WasGTIthenGTOthenNOVAnowbacktoGTI
> ttyymmnn
05/13/2020 at 14:59 | 0 |
T his was before 9/11, but there was still a big floa ting “fence” so you couldn’t get very close at all to the ships. Closer than you could get today I bet though.
ttyymmnn
> WasGTIthenGTOthenNOVAnowbacktoGTI
05/13/2020 at 15:04 | 1 |
Well, I’m talking about the mid-80s, so WAY before 9/11. Hell, I had a friend who lived on the Armed Forces Staff College, and the Marine guards at the gate didn’t have clips in their pistols. I just had to tell them where I was going and they’d let me in. It was a little bit harder to get on the Naval Base, but not much.
Turbineguy: Nom de Zoom
> ranwhenparked
05/13/2020 at 15:30 | 0 |
Then there’s the issue of the huge cost to refit (est $500M not including powder replacement ) and crew the ships with a complement of 1800 officers & sailors. The navy said the reactivation could take up to 40 months, but that’s assuming the 75 year old boilers and turbines are still serviceable .
Turbineguy: Nom de Zoom
> HammerheadFistpunch
05/13/2020 at 15:36 | 0 |
I’ve been on the USS Massachusetts a few times, and it’s massive. But the Iowas are massiver at 200' longer.
Turbineguy: Nom de Zoom
> ttyymmnn
05/13/2020 at 15:38 | 1 |
From 1997-2000 I lived in Portsmouth RI, and used to take our boat down to Coddington Cove by the Newport navy base. The Iowa, Saratoga and Forrestal were all stored there, and looking up at those giants from a small boat made a real impression of just how big those carriers are.
Hooker
> user314
05/13/2020 at 15:40 | 1 |
When my family used to live in Massachusetts, we would vacation in Sandbridge VA. We took many trips around the area over the years but some of my favorite were Nauticus and the Wisconsin! Thank you for the trip down memory lane and the write-up!
DarkCreamyBeer
> Bandit
05/13/2020 at 20:25 | 0 |
Even with modern engines they’d be way too crew intensive for the modern navy.

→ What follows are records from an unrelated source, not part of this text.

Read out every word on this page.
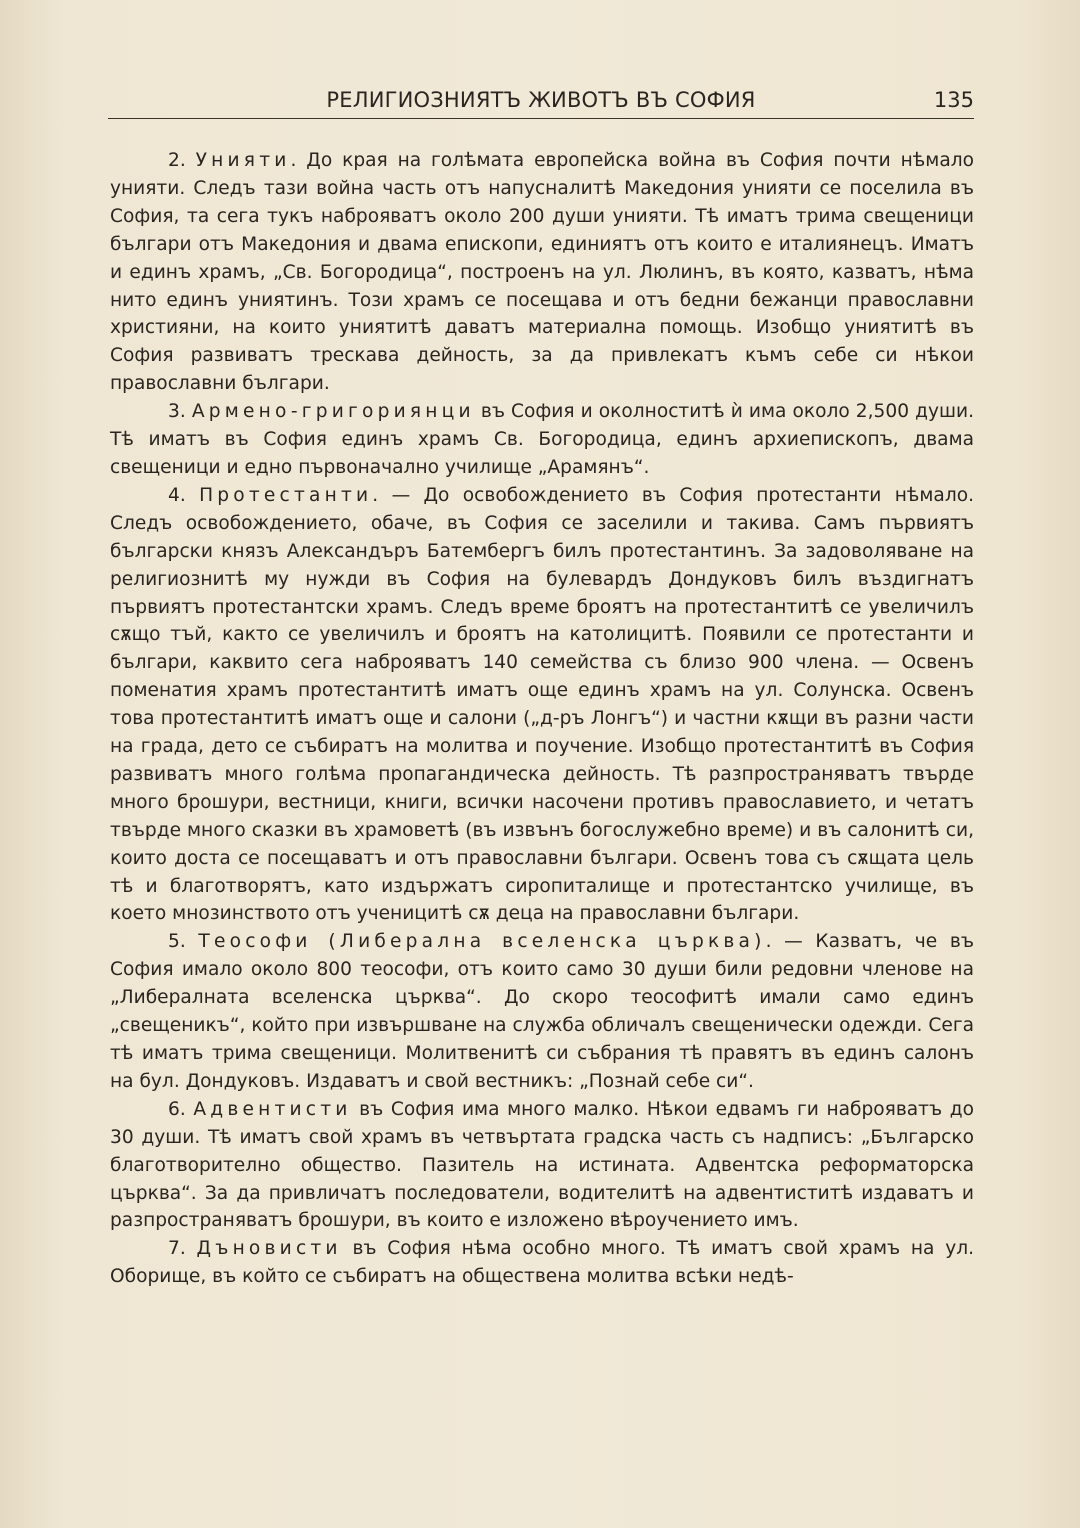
РЕЛИГИОЗНИЯТЪ ЖИВОТЪ ВЪ СОФИЯ	135

2. Унияти. До края на голѣмата европейска война въ София почти нѣмало унияти. Следъ тази война часть отъ напусналитѣ Македония унияти се поселила въ София, та сега тукъ наброяватъ около 200 души унияти. Тѣ иматъ трима свещеници българи отъ Македония и двама епископи, единиятъ отъ които е италиянецъ. Иматъ и единъ храмъ, „Св. Богородица“, построенъ на ул. Люлинъ, въ която, казватъ, нѣма нито единъ униятинъ. Този храмъ се посещава и отъ бедни бежанци православни християни, на които униятитѣ даватъ материална помощь. Изобщо униятитѣ въ София развиватъ трескава дейность, за да привлекатъ къмъ себе си нѣкои православни българи.

3. Арменo-григориянци въ София и околноститѣ ѝ има около 2,500 души. Тѣ иматъ въ София единъ храмъ Св. Богородица, единъ архиепископъ, двама свещеници и едно първоначално училище „Арамянъ“.

4. Протестанти. — До освобождението въ София протестанти нѣмало. Следъ освобождението, обаче, въ София се заселили и такива. Самъ първиятъ български князъ Александъръ Батембергъ билъ протестантинъ. За задоволяване на религиознитѣ му нужди въ София на булевардъ Дондуковъ билъ въздигнатъ първиятъ протестантски храмъ. Следъ време броятъ на протестантитѣ се увеличилъ сѫщо тъй, както се увеличилъ и броятъ на католицитѣ. Появили се протестанти и българи, каквито сега наброяватъ 140 семейства съ близо 900 члена. — Освенъ поменатия храмъ протестантитѣ иматъ още единъ храмъ на ул. Солунска. Освенъ това протестантитѣ иматъ още и салони („д-ръ Лонгъ“) и частни кѫщи въ разни части на града, дето се събиратъ на молитва и поучение. Изобщо протестантитѣ въ София развиватъ много голѣма пропагандическа дейность. Тѣ разпространяватъ твърде много брошури, вестници, книги, всички насочени противъ православието, и четатъ твърде много сказки въ храмоветѣ (въ извънъ богослужебно време) и въ салонитѣ си, които доста се посещаватъ и отъ православни българи. Освенъ това съ сѫщата цель тѣ и благотворятъ, като издържатъ сиропиталище и протестантско училище, въ което мнозинството отъ ученицитѣ сѫ деца на православни българи.

5. Теософи (Либерална вселенска църква). — Казватъ, че въ София имало около 800 теософи, отъ които само 30 души били редовни членове на „Либералната вселенска църква“. До скоро теософитѣ имали само единъ „свещеникъ“, който при извършване на служба обличалъ свещенически одежди. Сега тѣ иматъ трима свещеници. Молитвенитѣ си събрания тѣ правятъ въ единъ салонъ на бул. Дондуковъ. Издаватъ и свой вестникъ: „Познай себе си“.

6. Адвентисти въ София има много малко. Нѣкои едвамъ ги наброяватъ до 30 души. Тѣ иматъ свой храмъ въ четвъртата градска часть съ надписъ: „Българско благотворително общество. Пазитель на истината. Адвентска реформаторска църква“. За да привличатъ последователи, водителитѣ на адвентиститѣ издаватъ и разпространяватъ брошури, въ които е изложено вѣроучението имъ.

7. Дъновисти въ София нѣма особно много. Тѣ иматъ свой храмъ на ул. Оборище, въ който се събиратъ на обществена молитва всѣки недѣ-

Also I have to disagree about them being the most American ships ever built. Quite a few could be candidates for such an honor, including the flush decker destroyers built in WW1 which served into World War 2, the “Standard” battleships which were distinctly American in design philosophy, the Yorktowns and Essexes which won the war with Japan, or modern Burkes, very much a symbol of American technical prowess and power around the globe (and imitated by the Chinese).
But to me the most American warships were the escort carriers. Ada pted from civilian designs, manufactured in huge numbers, effectively disposable but technologically sophisticated, and crewed by a bunch of regular smoes , they embody everything about the American way of war.